Ø Bentuk hukum taklifi menurut ulama
Hanafiyyah
·
Iftiradh
Tuntutan Allah kepada mukallaf yang
bersifat memaksa dengan berlandaskan dalil yang qath’i. Misalnya, tuntutan
untuk melaksanakan sholat dan membayar zakat.
·
Ijab
Tuntutan Allah kepada mukallaf yang
bersifat memaksa, tetapi melalui dalil zhanni (relative benar). Misalnya,
kewajiban membayar zakat fithrah.
·
Nadb
Maksudnya sama dengan yang
dikemukakan jumhur ulama mutakallimin.
·
Ibahah
Maksudnya sama dengan yang
dikemukakan jumhur ulama mutakallimin.
·
Karahah Tanzihiyyah
Tuntutan Allah kepada mukallaf untuk
meninggalkan suatu pekerjaan, tetapi tuntutannya tidak bersifat memaksa.
Misalnya, larangan puasa pada hari jum’at.
·
Karahah Tahrimiyyah
Tuntutan Allah kepada mukallaf untuk
meninggalkan suatu pekerjaan dengan cara memaksa, tetapi didasarkan pada dalil
yang zhanni.
·
Tahrim
Tuntutan Allah kepada mukallaf untuk
meninggalkan suatu pekerjaan secara memaksa dengan dalil qath’i.
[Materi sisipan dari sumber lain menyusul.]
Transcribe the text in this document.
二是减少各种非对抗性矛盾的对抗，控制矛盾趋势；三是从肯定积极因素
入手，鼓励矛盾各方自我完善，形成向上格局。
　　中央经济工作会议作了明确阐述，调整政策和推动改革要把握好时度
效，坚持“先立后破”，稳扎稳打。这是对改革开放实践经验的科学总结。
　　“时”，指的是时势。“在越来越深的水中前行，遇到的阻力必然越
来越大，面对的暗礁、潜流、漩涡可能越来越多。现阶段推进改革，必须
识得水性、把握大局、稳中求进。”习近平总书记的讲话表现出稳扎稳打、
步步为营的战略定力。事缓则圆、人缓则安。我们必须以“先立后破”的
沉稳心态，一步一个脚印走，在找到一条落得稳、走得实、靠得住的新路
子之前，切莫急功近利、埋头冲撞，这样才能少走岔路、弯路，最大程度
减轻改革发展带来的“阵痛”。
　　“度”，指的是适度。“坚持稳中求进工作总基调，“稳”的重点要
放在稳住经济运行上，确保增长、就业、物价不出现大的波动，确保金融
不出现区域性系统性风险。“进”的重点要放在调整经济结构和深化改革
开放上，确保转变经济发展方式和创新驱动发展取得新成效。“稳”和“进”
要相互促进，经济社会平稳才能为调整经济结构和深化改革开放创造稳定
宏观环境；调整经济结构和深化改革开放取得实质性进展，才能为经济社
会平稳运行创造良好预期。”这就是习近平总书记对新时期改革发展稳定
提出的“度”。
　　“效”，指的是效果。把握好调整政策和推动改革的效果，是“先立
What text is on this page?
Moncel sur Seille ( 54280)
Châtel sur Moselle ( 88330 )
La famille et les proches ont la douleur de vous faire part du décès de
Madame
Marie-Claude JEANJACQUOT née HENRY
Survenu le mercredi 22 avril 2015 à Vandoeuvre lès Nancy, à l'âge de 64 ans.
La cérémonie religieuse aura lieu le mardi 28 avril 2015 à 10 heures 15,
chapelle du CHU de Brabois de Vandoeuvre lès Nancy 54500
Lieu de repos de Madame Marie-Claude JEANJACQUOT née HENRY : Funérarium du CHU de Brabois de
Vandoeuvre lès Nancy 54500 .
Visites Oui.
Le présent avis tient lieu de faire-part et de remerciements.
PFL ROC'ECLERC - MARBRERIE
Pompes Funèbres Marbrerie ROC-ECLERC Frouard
Misalnya larangan
berzina (QS. An Nur : 2).
v
Hukum Wadh’i
Yang
dimaksud dengan hukum wadh’i adalah firman Allah yang mengandung pengertian
terjadinya sesuatu adalah sebagai sebab, syarat atau penghalang.
Contoh
firman Allah yang menjadikan sesuatu sebagai sebab adalah
“Dan dirikanlah sholat setelah matahari tergelincir..”
(QS. Al Isra’ : 78).
Pada
ayat tersebut, tergelincirnya matahari dijadikan sebab wajibnya sholat.
Contoh
firman Allah yang menjadikan sesuatu sebagai syarat adalah
“Dan ujilah anak yatim itu sampai mereka cukup umur
untuk kawin (dewasa).” (QS. An Nisa : 6)
Ayat
tersebut menunjukkan kedewasaan anak yatim menjadi syarat hilangnya perwalian
atas dirinya.
Contoh
khittab Allah yang menjadikan sesuatu sebagai penghalang adalah
“Pembunuh tidak mendapat warisan.”
Hadits
tersebut menunjukkan bahwa pembunuhan sebagai penghalang untuk mendapatkan
warisan.
Ø
Macam-macam hukum wadh’i
·
Sebab
Sifat yang nyata dapat diukur yang dijelaskan oleh nash
(al-qur`an dan hadis) bahwa kebenarannya menjadi sebab adanya hukum.
·
Syarat
Sesuatu yang berada di luar hukum syarak tetapi
keberadaan hukum syarak tergantung kepadanya. Jika syarat tidak ada hukum pun
tidak ada. Misalnya wudhu adalah syarat sahnya sholat.
·
Mani’ (penghalang)
Sesuatu yang keberadaannya menyebabkan tidak adanya
hukum atau tidak adanya sebab bagi hukum.
·
Shahihah
Yaitu suatu hukum yang sesuai dengan tuntutan syar’I,
yaitu terpenuhinya sebab, syarat dan tidak ada mani’ (penghalang).
·
Bathal
Yaitu terlepasnya hukum syar’i dari ketentuan yang
ditetapkan dan tidak ada akibat hukum yang ditimbulkan. Misalnya memperjual
belikan minuman keras. Akad ini dipandang batal, karena minuman keras tidak
bernilai harta dalam pandangan syar’i.
·
‘Azimah dan Rukhshah
Azimah yaitu peraturan Allah SWT yang asli san tersurat
pada Nas (al-qur`an dan hadis). Rukhsah yaitu ketentuan yang disyariatkan oleh
Allah SWT sebagai keringanan yang diberikan kepada mukalaf dalam
keadaan-keadaan khusus. Contoh : bagi orang yang dalam perjalanan jauh diber
keringan untuk mengerjakan salat zuhur diwaktu Ashar dan shalat maghrib di waktu
Isya.
v Perbedaan Hukum Taklif
dengan Hukum Wadh’i
·
Hukum taklif mengandung tuntutan
untuk melaksanakan, meninggalkan atau memilih untuk berbuat atau tidak berbuat.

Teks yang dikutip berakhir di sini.